In recent years, the topic of female anxiety has been explored onscreen with varying degrees of success. Not surprisingly, the most insightful and acute examples are the ones that are made by women because they know it better than anyone else. In the case of 'Watcher', it's writer-director Chloe Okuno, in her feature debut, taking on isolation leading out from anxiety and the idea of threat and the imagination of threat.
Maika Monroe is no stranger to things following her, what with her star-making role in the horror hit ' It Follows '. Here, she's on similar terrain, playing an actress who's married herself to a generic business bro in Karl Glusman and followed him to a strange city. Like a twisted take on ' Lost In Translation ', Monroe wanders the city, looks at the sights, and is generally ill at ease in her surroundings, except Bill Murray doesn't turn up to squire her about the place. Monroe is skilled at bringing out the fear in her character in small but potent doses, never succumbing to obvious tropes or one-note interpretations of anxiety. 'Watcher' and Chloe Okuno's script is too smart to let that happen, but where 'Watcher' falters is how it ultimately becomes kind of predictable.
There's the obvious gaslighting of her surroundings, seeing a face in the shops or the nearby presence of someone, through to contacting the local police who are powerless to do anything and sceptical of her story. The story then takes a turn when Burn Gorman's character is introduced and, again, the story becomes far too obvious for it to be taken anyway seriously. It's a damn shame because the performances for all concerned are very strong and the cinematography and production design really are something. Bucharest takes on a faded beauty of burnt concrete and street lights, caught beautifully by Danish cinematographer Benjamin Kirk Nielsen.
For a debut feature, Chloe Okuno clearly has a talent and a vision that's worth sitting up and taking notice of.

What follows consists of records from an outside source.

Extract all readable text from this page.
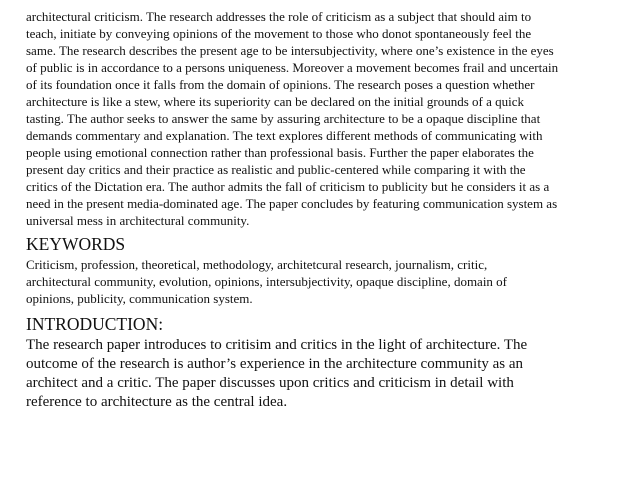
architectural criticism. The research addresses the role of criticism as a subject that should aim to
teach, initiate by conveying opinions of the movement to those who donot spontaneously feel the
same. The research describes the present age to be intersubjectivity, where one’s existence in the eyes
of public is in accordance to a persons uniqueness. Moreover a movement becomes frail and uncertain
of its foundation once it falls from the domain of opinions. The research poses a question whether
architecture is like a stew, where its superiority can be declared on the initial grounds of a quick
tasting. The author seeks to answer the same by assuring architecture to be a opaque discipline that
demands commentary and explanation. The text explores different methods of communicating with
people using emotional connection rather than professional basis. Further the paper elaborates the
present day critics and their practice as realistic and public-centered while comparing it with the
critics of the Dictation era. The author admits the fall of criticism to publicity but he considers it as a
need in the present media-dominated age. The paper concludes by featuring communication system as
universal mess in architectural community.

KEYWORDS

Criticism, profession, theoretical, methodology, architetcural research, journalism, critic,
architectural community, evolution, opinions, intersubjectivity, opaque discipline, domain of
opinions, publicity, communication system.

INTRODUCTION:

The research paper introduces to critisim and critics in the light of architecture. The
outcome of the research is author’s experience in the architecture community as an
architect and a critic. The paper discusses upon critics and criticism in detail with
reference to architecture as the central idea.
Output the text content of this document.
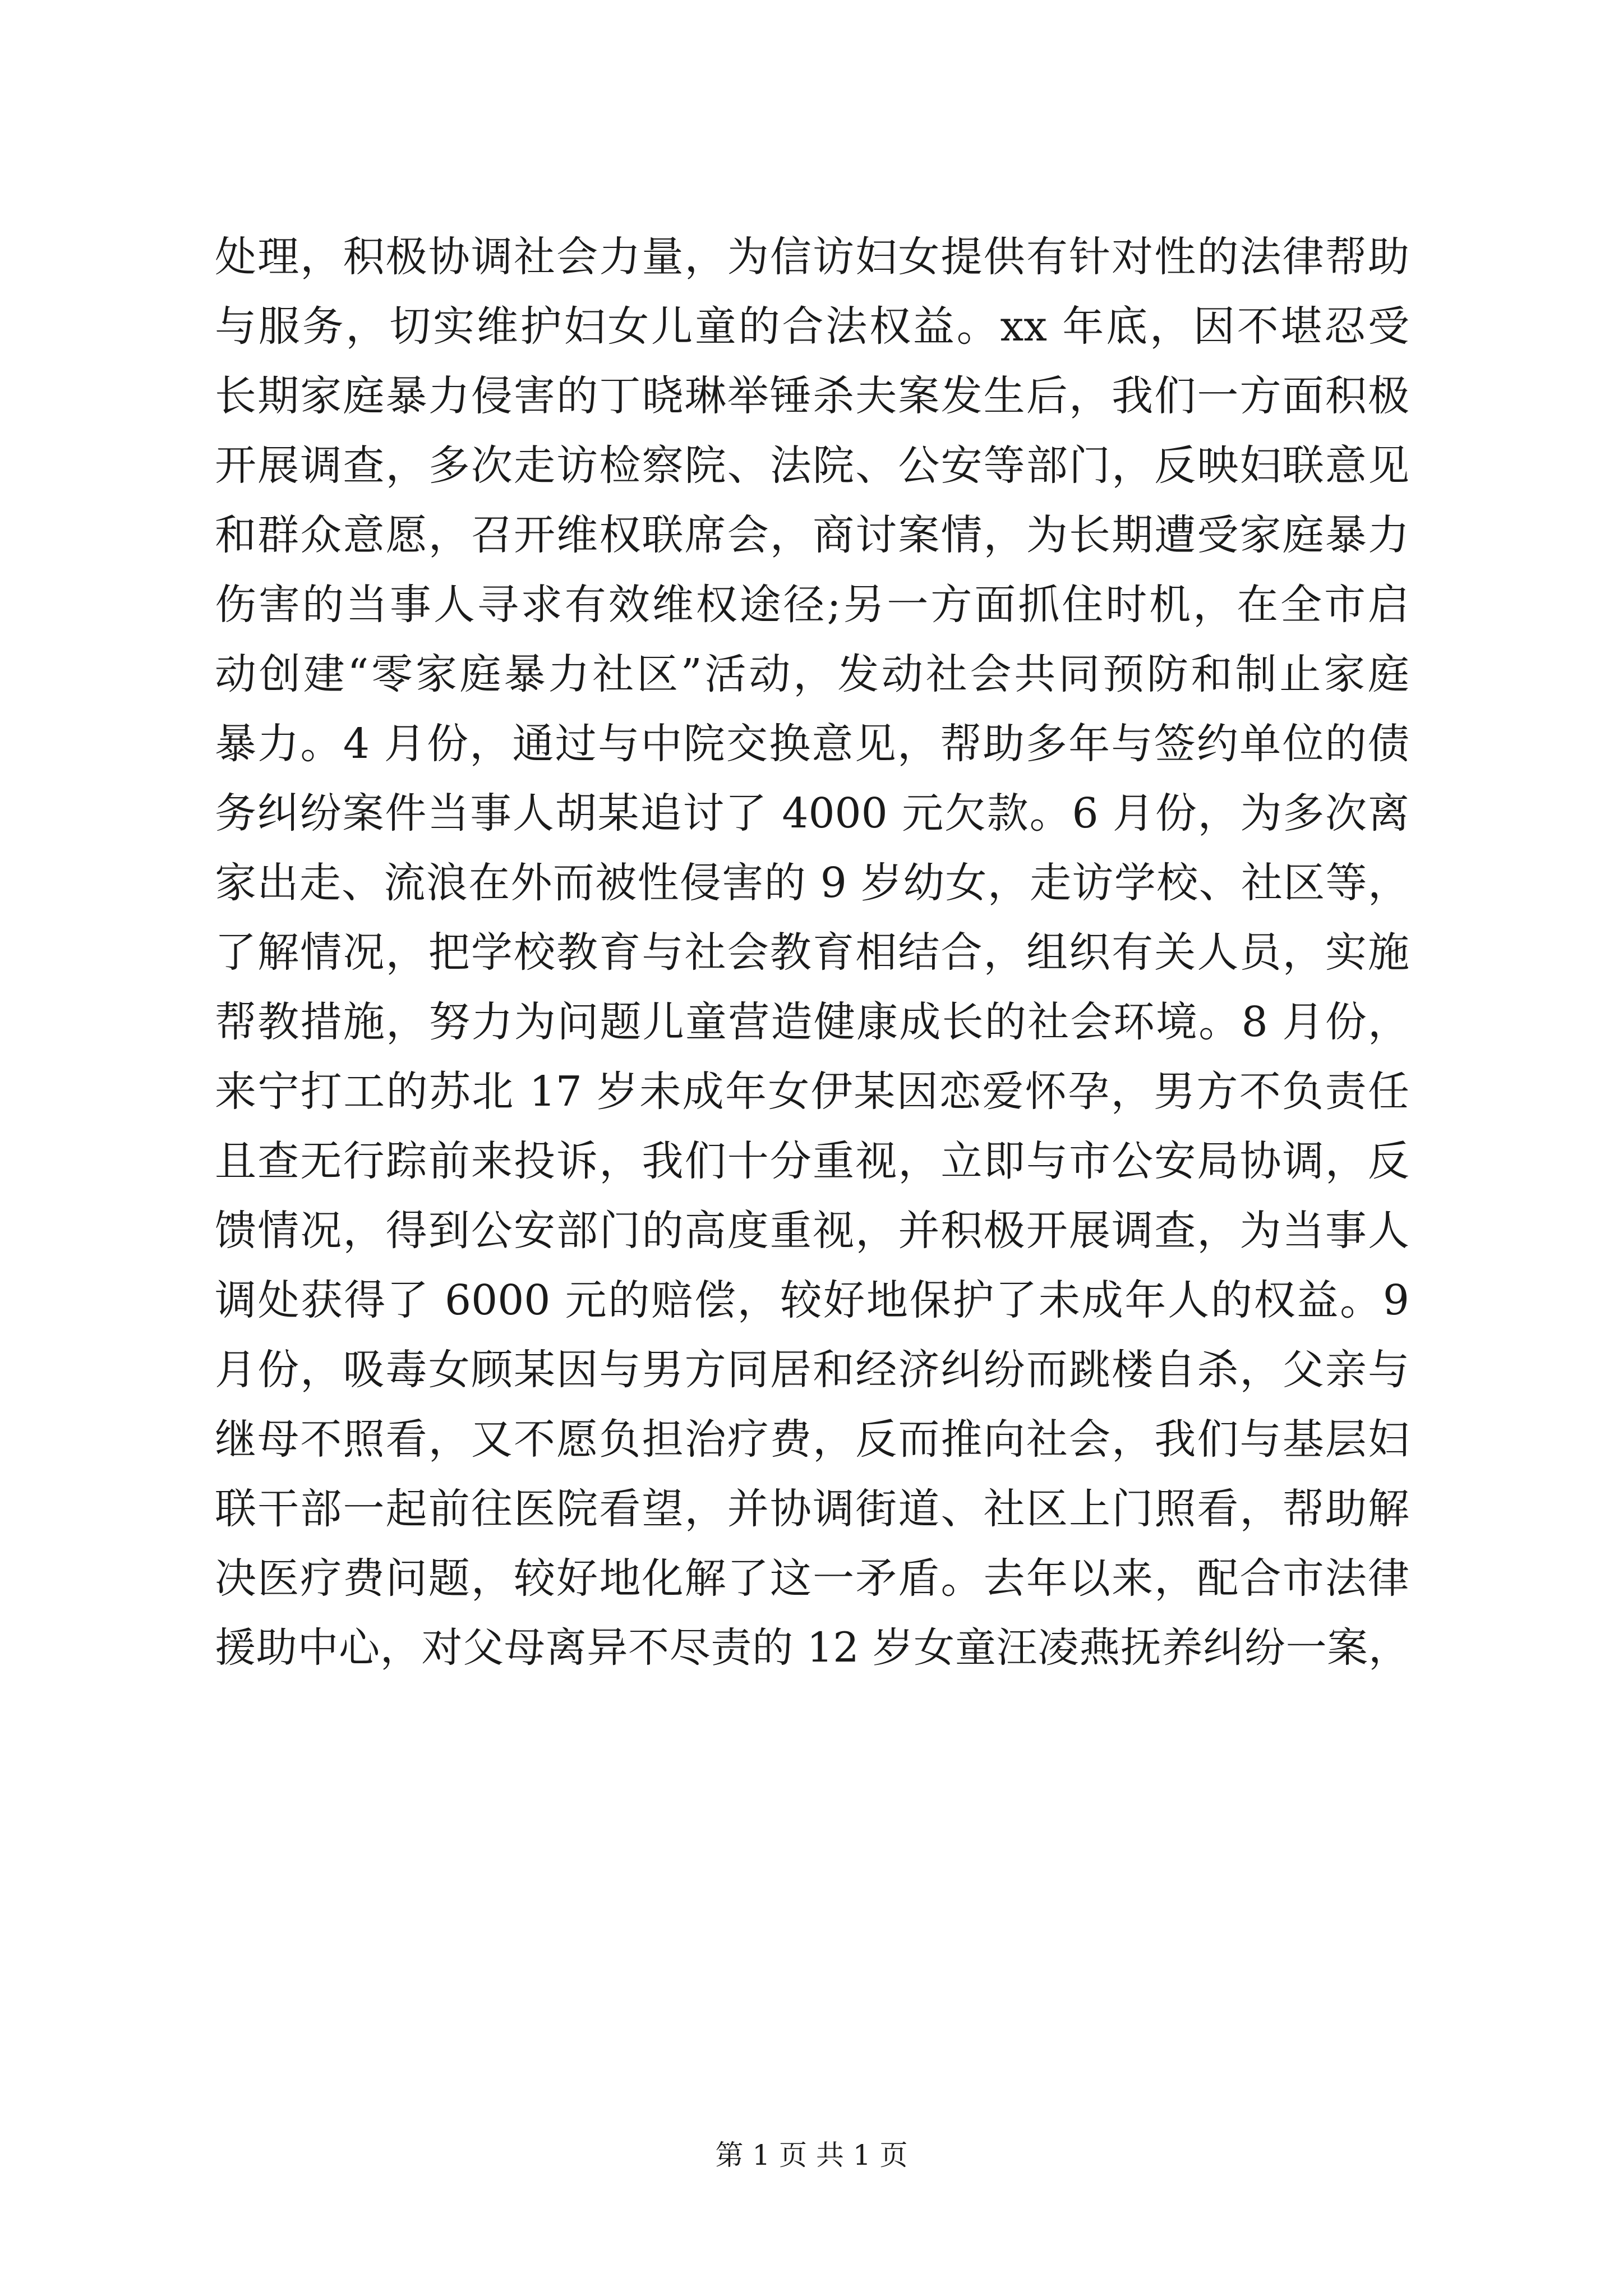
处理，积极协调社会力量，为信访妇女提供有针对性的法律帮助
与服务，切实维护妇女儿童的合法权益。xx 年底，因不堪忍受
长期家庭暴力侵害的丁晓琳举锤杀夫案发生后，我们一方面积极
开展调查，多次走访检察院、法院、公安等部门，反映妇联意见
和群众意愿，召开维权联席会，商讨案情，为长期遭受家庭暴力
伤害的当事人寻求有效维权途径;另一方面抓住时机，在全市启
动创建“零家庭暴力社区”活动，发动社会共同预防和制止家庭
暴力。4 月份，通过与中院交换意见，帮助多年与签约单位的债
务纠纷案件当事人胡某追讨了 4000 元欠款。6 月份，为多次离
家出走、流浪在外而被性侵害的 9 岁幼女，走访学校、社区等，
了解情况，把学校教育与社会教育相结合，组织有关人员，实施
帮教措施，努力为问题儿童营造健康成长的社会环境。8 月份，
来宁打工的苏北 17 岁未成年女伊某因恋爱怀孕，男方不负责任
且查无行踪前来投诉，我们十分重视，立即与市公安局协调，反
馈情况，得到公安部门的高度重视，并积极开展调查，为当事人
调处获得了 6000 元的赔偿，较好地保护了未成年人的权益。9
月份，吸毒女顾某因与男方同居和经济纠纷而跳楼自杀，父亲与
继母不照看，又不愿负担治疗费，反而推向社会，我们与基层妇
联干部一起前往医院看望，并协调街道、社区上门照看，帮助解
决医疗费问题，较好地化解了这一矛盾。去年以来，配合市法律
援助中心，对父母离异不尽责的 12 岁女童汪凌燕抚养纠纷一案，
第 1 页 共 1 页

The limitations in 'Watcher' are turned into strengths, allowing for bolder choices and a strong emphasis on atmosphere and aesthetics. Clearly, Okuno has enough smarts to take ownership of a story like this and put a better spin on it, but 'Watcher' has a plot problem. As soon as a certain character turns up - right in the middle of it - you know it's going to go where it's going to go. Nothing surprises you after that point, even though it's damn pretty to look at.